A Força, por sua vez, eu a entendia como o domínio das paixões ou instintos mais primitivos ou até mesmo dos vícios, mas sempre tive algum tipo de desconforto entre a imagem e o significado, assim como com as analogias com astros e signos. Por isso, resolvi me dedicar longa e profundamente a entender o que exatamente esta carta queria dizer.
Poderia ficar aqui descrevendo todo o processo, mas seria enfadonho. Posso e devo dizer é que, em um dado momento, uma visão muito diferente da que eu perseguia começou a surgir, eu mesma fui me surpreendendo com o que ia percebendo.
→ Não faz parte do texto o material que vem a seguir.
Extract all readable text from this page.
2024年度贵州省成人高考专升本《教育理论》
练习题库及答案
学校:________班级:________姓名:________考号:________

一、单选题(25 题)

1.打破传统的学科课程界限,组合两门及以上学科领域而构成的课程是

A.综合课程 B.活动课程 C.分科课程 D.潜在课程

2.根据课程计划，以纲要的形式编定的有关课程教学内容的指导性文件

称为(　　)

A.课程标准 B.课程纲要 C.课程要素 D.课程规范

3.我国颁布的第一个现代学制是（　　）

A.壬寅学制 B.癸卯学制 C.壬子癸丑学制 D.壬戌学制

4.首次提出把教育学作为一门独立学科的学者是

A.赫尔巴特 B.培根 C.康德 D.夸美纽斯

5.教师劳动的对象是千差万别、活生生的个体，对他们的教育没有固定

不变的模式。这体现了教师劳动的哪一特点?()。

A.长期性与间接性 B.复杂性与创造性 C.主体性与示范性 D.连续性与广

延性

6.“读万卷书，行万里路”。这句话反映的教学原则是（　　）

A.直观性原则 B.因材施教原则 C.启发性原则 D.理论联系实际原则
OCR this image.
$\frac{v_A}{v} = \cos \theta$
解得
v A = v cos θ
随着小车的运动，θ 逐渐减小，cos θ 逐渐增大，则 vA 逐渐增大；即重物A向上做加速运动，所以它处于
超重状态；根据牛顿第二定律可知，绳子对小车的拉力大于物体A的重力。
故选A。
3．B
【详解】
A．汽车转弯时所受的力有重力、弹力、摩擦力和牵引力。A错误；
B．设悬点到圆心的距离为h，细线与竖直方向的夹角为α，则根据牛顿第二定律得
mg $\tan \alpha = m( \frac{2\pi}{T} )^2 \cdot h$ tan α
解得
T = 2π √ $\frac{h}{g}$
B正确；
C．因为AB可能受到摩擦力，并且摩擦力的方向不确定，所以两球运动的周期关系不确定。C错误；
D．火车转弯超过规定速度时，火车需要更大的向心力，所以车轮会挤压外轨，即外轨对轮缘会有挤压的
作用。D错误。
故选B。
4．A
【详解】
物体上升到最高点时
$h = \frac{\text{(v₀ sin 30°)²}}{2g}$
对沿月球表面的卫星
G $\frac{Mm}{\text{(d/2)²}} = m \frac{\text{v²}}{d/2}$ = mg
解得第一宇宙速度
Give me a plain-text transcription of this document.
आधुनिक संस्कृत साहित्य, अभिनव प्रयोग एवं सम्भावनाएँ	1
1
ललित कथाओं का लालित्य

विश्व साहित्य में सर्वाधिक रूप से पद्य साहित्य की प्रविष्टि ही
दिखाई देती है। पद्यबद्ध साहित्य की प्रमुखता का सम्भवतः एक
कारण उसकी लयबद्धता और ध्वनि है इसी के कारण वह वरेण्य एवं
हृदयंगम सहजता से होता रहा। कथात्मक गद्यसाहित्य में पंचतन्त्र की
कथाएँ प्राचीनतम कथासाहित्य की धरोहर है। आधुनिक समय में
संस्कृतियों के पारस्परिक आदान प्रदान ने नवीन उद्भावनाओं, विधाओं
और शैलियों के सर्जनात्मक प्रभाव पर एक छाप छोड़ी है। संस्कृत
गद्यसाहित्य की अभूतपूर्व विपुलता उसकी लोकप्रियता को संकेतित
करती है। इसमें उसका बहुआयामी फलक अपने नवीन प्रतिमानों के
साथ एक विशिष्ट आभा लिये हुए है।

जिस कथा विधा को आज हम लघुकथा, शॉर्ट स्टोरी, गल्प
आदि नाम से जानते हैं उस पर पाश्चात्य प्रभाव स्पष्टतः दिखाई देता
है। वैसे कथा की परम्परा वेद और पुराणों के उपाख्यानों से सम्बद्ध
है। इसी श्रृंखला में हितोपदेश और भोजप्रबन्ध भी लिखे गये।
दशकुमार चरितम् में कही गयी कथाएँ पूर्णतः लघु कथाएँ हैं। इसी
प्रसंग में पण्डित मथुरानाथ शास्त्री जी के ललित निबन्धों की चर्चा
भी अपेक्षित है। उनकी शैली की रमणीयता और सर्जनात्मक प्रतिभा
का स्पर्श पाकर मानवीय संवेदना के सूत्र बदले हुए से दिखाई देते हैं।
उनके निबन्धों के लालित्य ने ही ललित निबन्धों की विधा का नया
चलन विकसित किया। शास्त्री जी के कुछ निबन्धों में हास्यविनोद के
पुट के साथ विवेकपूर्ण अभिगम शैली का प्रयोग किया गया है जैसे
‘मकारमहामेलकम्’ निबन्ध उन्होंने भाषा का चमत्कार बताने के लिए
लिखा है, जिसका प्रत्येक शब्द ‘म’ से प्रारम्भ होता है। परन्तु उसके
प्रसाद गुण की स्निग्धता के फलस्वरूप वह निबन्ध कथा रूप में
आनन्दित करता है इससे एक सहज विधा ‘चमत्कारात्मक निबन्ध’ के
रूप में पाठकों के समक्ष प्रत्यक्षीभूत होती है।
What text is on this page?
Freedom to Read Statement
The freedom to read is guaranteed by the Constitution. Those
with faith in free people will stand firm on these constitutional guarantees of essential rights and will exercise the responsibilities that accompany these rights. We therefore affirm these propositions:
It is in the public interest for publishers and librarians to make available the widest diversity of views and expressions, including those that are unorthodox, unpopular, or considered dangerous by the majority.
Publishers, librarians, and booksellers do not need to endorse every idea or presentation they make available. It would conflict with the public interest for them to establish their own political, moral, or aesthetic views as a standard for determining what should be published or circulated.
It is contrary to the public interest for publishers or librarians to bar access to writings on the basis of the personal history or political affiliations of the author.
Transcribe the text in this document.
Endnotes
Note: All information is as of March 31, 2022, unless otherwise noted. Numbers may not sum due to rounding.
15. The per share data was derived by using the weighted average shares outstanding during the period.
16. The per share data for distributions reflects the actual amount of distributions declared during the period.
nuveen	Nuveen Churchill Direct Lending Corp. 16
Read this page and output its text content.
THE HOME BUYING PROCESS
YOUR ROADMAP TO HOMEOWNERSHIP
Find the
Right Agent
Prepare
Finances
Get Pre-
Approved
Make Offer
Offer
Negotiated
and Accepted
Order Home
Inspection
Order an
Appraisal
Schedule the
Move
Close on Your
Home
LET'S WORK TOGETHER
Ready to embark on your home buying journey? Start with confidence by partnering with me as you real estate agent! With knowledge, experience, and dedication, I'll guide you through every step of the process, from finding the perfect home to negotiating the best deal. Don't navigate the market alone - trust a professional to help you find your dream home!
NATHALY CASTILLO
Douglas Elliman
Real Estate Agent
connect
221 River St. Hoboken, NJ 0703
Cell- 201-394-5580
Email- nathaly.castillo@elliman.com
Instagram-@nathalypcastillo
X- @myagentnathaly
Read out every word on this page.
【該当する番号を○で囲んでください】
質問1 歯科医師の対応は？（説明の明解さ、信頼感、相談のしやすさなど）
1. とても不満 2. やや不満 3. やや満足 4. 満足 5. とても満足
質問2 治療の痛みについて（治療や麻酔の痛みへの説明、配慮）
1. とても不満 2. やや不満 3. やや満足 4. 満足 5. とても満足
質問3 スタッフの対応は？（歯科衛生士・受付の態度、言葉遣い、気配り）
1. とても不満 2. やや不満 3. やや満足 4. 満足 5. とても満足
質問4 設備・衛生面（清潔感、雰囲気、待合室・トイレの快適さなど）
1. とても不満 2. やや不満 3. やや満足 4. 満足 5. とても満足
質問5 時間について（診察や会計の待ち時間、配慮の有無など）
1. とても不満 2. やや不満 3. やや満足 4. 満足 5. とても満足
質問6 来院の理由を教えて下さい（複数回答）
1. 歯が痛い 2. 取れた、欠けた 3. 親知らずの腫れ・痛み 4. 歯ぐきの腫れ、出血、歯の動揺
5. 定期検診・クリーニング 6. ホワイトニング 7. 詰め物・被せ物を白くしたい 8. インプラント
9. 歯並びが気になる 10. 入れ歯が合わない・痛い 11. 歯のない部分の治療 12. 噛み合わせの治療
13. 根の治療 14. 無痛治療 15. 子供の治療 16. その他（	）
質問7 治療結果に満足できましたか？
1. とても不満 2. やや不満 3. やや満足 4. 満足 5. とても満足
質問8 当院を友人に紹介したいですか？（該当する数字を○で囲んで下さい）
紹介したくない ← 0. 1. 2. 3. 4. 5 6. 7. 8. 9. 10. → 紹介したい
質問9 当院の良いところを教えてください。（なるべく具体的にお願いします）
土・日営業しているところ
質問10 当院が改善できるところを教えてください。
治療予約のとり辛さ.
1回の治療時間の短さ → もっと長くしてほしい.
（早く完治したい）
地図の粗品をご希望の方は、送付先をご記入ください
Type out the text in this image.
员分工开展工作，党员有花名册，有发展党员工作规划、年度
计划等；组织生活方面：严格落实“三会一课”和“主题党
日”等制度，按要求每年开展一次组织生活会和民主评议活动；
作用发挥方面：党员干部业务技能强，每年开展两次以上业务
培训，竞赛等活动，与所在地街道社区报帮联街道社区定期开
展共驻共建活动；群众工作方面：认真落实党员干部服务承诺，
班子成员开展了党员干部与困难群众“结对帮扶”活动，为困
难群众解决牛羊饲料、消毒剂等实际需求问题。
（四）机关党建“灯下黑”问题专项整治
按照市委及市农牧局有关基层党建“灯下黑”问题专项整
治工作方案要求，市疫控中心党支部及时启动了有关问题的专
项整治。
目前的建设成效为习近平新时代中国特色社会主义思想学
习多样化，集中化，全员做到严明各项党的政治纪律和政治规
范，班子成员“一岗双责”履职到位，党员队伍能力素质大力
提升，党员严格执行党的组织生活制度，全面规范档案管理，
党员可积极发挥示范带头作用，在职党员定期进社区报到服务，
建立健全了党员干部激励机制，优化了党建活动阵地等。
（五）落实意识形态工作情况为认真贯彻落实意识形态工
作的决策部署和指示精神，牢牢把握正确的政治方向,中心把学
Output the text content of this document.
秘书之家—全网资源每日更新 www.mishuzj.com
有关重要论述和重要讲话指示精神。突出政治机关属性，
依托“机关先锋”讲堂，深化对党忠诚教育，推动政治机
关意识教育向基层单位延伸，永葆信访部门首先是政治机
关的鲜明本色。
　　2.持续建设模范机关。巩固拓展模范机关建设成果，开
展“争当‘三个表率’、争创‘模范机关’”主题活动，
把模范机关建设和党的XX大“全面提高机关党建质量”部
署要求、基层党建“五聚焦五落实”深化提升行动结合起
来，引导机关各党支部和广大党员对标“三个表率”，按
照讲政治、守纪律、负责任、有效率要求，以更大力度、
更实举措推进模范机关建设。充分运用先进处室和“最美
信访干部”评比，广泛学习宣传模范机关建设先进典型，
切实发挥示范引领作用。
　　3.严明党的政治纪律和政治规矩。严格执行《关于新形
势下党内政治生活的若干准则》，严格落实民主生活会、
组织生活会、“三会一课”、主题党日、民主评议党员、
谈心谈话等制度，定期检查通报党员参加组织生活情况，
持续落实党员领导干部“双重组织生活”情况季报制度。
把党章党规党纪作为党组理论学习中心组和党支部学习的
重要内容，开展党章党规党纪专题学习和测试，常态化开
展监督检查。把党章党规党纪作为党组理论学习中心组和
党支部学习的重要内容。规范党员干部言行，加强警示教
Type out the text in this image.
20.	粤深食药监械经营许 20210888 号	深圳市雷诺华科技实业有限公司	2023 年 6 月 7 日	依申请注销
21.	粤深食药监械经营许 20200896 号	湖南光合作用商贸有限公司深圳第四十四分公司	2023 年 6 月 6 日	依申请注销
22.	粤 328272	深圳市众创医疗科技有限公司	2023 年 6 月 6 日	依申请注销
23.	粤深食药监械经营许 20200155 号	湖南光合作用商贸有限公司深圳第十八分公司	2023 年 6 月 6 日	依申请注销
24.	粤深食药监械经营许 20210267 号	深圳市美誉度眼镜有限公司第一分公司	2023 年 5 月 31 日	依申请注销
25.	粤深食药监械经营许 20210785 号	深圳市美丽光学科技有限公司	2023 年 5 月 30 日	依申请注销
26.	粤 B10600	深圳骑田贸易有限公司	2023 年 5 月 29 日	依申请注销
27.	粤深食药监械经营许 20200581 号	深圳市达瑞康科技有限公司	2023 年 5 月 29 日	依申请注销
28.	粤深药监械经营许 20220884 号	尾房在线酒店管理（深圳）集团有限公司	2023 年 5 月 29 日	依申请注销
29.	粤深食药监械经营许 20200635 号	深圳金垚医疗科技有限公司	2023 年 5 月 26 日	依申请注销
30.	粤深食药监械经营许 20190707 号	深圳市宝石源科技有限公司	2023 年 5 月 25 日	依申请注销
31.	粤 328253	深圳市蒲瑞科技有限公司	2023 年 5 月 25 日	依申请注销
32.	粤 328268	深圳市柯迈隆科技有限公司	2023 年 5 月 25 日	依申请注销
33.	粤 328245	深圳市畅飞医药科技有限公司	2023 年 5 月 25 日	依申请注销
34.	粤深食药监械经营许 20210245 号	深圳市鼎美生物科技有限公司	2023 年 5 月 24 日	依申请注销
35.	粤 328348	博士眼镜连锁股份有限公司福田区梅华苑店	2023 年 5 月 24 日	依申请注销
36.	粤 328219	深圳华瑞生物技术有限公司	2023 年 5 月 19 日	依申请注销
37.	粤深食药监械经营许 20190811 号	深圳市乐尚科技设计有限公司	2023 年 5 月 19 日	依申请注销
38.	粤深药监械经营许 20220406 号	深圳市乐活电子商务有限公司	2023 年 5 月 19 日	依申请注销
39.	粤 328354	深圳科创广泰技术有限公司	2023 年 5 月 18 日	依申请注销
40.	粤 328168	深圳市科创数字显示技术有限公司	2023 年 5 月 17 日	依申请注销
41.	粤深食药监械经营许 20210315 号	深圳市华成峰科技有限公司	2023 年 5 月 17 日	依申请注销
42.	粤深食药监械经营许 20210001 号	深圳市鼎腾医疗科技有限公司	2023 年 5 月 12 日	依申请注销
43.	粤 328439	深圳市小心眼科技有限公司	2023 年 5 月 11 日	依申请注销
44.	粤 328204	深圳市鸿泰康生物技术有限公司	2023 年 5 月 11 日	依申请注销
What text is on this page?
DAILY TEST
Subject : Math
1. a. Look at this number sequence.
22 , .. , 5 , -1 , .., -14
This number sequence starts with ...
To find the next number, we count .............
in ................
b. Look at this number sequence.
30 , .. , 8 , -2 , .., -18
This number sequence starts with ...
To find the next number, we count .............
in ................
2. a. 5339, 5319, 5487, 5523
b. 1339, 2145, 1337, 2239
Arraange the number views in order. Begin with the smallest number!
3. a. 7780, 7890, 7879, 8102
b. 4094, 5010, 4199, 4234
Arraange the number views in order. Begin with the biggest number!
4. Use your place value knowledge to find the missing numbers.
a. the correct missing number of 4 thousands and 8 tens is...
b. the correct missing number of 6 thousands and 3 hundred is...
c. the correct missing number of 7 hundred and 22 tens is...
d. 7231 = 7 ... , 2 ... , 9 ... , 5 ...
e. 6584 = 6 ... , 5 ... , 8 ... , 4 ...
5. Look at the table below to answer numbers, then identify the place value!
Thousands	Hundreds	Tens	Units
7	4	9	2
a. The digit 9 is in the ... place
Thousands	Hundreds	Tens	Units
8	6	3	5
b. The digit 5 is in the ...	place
Fui mais fundo ainda e... O resultado, agora compartilho com vocês...
O Louco
O principio e o fim. A chegada e a partida. O ingresso em uma nova vida com a respectiva inconsciência e ingenuidade própria da criança que ainda não tem nenhuma impressão do mundo. É a viagem que encaramos de peito aberto.
Como início (ou fim) de jornada e pela ingenuidade da figura, relaciono O Louco ao Ascendente na astrologia. O Ascendente é o grau onde o mapa astrológico inicia e é determinado pelo momento exato do nascimento. Corresponde por analogia ao grau Zero de Áries.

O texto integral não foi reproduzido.